O novo diretor-geral de Reinserção e Serviços Prisionais alertou hoje que não tem “varinhas mágicas” para mudanças rápidas e pediu realismo nas exigências, mas defendeu que “nada exigir” é “sinal de fraqueza”.

No discurso da sua tomada de posse, que decorreu no Salão Nobre do Ministério da Justiça, em Lisboa, Rui Abrunhosa Gonçalves afirmou que na área funcional que agora vai dirigir não há “funcionários dispensáveis ou inúteis”, defendendo que todos devem “dar o seu contributo”.

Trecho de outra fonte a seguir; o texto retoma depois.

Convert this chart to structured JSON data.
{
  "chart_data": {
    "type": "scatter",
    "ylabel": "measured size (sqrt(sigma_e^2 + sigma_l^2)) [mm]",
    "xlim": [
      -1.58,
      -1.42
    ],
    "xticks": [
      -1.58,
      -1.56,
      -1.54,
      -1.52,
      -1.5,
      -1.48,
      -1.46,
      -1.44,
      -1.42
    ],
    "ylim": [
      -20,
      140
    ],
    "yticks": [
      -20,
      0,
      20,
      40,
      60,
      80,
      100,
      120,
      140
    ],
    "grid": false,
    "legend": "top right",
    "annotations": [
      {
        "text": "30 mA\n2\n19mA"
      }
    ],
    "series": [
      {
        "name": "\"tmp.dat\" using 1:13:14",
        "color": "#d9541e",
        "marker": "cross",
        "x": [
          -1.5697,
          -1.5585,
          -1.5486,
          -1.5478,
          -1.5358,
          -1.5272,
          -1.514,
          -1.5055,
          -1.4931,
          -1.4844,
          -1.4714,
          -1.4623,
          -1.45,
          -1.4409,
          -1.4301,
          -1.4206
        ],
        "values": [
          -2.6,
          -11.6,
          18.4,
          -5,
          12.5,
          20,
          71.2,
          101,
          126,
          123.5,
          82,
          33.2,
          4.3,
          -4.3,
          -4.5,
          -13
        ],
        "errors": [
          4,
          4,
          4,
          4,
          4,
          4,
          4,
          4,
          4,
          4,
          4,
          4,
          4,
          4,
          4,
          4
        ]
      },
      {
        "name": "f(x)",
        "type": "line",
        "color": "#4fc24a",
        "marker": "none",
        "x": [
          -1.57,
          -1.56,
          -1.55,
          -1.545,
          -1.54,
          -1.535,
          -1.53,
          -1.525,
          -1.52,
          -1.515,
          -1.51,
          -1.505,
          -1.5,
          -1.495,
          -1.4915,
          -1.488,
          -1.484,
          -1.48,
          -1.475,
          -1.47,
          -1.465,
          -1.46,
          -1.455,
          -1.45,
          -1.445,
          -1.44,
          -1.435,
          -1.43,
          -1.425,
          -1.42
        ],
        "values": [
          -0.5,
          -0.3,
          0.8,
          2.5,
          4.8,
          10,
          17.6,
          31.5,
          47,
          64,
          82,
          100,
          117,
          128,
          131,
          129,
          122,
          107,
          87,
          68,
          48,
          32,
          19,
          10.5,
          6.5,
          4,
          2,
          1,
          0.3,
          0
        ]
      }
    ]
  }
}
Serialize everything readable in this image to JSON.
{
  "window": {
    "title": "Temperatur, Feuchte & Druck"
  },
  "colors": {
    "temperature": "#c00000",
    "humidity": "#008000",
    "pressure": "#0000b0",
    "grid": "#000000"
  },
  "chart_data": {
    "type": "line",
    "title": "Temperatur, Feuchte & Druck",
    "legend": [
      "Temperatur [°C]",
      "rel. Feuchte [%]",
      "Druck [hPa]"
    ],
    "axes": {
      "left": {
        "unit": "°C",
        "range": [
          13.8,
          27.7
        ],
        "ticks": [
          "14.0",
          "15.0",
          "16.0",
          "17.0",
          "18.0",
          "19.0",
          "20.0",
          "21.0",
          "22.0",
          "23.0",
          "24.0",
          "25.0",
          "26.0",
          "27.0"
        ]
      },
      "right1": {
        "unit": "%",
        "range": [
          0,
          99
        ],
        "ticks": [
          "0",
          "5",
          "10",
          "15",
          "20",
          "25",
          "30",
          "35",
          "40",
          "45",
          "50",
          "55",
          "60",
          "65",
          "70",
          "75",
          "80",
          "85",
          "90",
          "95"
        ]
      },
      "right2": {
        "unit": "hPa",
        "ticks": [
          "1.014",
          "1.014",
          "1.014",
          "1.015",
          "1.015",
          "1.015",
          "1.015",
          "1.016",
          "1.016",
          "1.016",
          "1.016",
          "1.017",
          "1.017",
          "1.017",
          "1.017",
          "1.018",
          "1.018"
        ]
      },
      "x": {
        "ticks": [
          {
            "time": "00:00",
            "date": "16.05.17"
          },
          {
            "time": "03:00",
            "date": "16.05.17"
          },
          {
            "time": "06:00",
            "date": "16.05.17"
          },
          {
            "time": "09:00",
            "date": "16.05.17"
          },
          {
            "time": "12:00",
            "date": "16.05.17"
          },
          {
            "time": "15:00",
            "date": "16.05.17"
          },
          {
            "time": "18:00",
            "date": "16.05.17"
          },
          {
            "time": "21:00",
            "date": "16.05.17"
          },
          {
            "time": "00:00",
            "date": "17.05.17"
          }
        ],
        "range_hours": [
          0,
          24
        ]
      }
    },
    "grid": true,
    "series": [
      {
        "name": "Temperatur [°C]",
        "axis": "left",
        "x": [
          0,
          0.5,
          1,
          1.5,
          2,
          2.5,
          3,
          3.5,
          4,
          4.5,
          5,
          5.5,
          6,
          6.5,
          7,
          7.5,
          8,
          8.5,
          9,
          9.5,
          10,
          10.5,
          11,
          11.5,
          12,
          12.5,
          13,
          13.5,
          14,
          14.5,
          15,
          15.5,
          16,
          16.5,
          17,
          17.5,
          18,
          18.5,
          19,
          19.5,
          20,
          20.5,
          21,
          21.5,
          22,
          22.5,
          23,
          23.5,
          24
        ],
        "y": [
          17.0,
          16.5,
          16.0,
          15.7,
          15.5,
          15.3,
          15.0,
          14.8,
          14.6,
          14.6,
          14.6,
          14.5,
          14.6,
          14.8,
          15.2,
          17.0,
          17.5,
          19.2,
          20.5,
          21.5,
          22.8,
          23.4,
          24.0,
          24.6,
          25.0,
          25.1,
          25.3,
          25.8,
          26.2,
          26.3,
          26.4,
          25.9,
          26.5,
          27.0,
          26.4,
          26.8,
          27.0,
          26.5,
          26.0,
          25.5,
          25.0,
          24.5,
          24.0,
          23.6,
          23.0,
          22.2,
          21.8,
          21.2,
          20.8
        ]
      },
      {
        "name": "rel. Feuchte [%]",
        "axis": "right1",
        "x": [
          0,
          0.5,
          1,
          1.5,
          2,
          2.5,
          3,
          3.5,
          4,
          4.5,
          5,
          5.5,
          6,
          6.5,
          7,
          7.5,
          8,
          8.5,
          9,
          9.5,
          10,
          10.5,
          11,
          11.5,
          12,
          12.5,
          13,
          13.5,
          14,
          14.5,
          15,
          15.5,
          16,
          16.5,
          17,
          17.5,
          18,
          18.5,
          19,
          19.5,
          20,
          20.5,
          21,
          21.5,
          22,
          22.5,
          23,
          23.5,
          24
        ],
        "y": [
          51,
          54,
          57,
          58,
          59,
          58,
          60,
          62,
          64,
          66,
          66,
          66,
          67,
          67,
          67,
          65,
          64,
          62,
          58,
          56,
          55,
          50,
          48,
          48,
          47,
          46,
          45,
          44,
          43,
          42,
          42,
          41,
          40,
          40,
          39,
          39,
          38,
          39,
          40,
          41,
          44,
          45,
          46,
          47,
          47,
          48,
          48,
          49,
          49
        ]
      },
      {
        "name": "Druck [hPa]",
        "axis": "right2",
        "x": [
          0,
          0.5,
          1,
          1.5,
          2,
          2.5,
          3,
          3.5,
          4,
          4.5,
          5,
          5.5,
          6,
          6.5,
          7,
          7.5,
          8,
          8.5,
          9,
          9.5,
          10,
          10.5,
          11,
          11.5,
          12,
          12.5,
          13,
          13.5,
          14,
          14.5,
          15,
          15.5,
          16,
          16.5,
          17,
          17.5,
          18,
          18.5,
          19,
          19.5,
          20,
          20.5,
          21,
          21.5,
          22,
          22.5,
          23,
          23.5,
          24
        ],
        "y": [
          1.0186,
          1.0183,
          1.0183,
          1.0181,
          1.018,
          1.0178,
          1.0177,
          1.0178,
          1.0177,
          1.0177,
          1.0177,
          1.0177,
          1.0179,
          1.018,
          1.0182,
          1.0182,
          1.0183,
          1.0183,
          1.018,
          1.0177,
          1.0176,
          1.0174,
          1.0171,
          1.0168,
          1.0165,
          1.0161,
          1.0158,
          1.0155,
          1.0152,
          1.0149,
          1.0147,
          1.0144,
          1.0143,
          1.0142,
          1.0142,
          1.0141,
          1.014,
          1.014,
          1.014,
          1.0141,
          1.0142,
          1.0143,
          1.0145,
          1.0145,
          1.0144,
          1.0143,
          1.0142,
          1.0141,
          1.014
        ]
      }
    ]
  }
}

“Mas para tal têm que se sentir motivados. Tudo farei para que assim seja, desde o pessoal técnico e administrativo ao corpo da guarda prisional, mas não tenho varinhas mágicas, que possam alterar rapidamente situações complicadas ou difíceis, que até podem ser estranhas às competências do diretor-geral”, disse.

“Em boa verdade, todos devemos ter consciência das dificuldades de que o país é refém, por força da conjuntura internacional adversa, e como tal, teremos de ser realistas nas exigências. Mas nada exigir, nada querer mudar, é um sinal de fraqueza que não perfilho”, acrescentou Rui Abrunhosa Gonçalves.